Familiarisé avec l’imaginaire des deux compères, proche de leur univers, Omar Sy élargit cependant sa palette à une interprétation complexe, très éloignée du franc comique cher à « Intouchables ». Il donne à Samba une profondeur et une mélancolie, à la mesure du travail accompli pour se rapprocher du personnage, appréhender la difficulté de son existence, saisir l’ambivalence de ses choix. Né à Trappes, il a voulu ‘apprendre la vie des migrants ‘ qui n’a rien à voir avec la sienne. ‘Ces types jouent leur vie quand ils franchissent une frontière’ précise-t-il.
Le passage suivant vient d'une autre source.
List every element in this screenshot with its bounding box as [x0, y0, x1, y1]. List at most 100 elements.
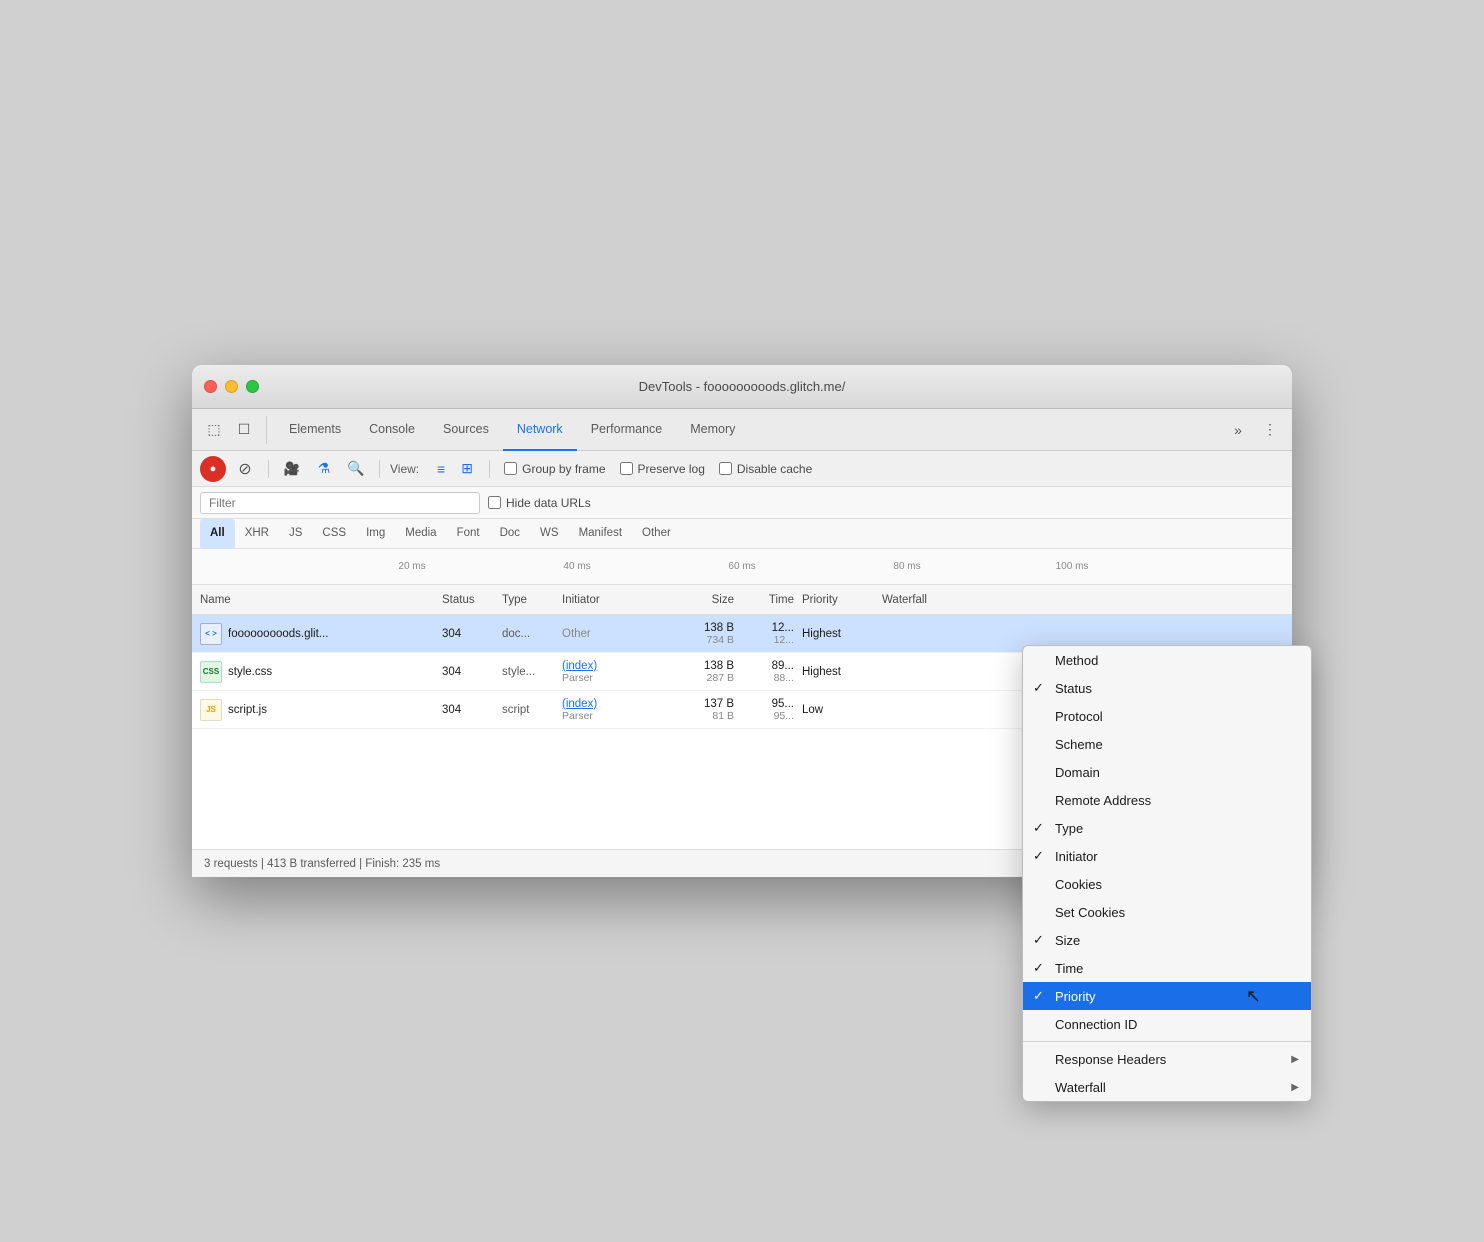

Charlotte Gainsbourg, vibrante interprète d’Alice, semble portée par la même exigence : inscrire son rôle dans une partition d’ensemble, plus sérieuse qu’il n’y paraît.

Elle compose une héroïne, fragilisée, découvrant peu à peu l’autre comme un continent à explorer, à aimer. Et elle parvient, avec le concours généreux d’Omar Sy, à rendre crédible, drôle et émouvante, cette improbable rencontre. ‘Les problèmes des sans-papiers, la galère de vivre clandestinement dans un pays sont des problèmes trop graves pour être traités à la légère’ confie l’actrice. En tout cas, « Samba », évocation réussie d’un sujet sérieux, rend les spectateurs légers.

 

Samra Bonvoisin

 

« Samba », film de Eric Tolédano et Olivier Nakache-sortie le 15 octobre

 

 

 

 

Par fjarraud , le mercredi 15 octobre 2014.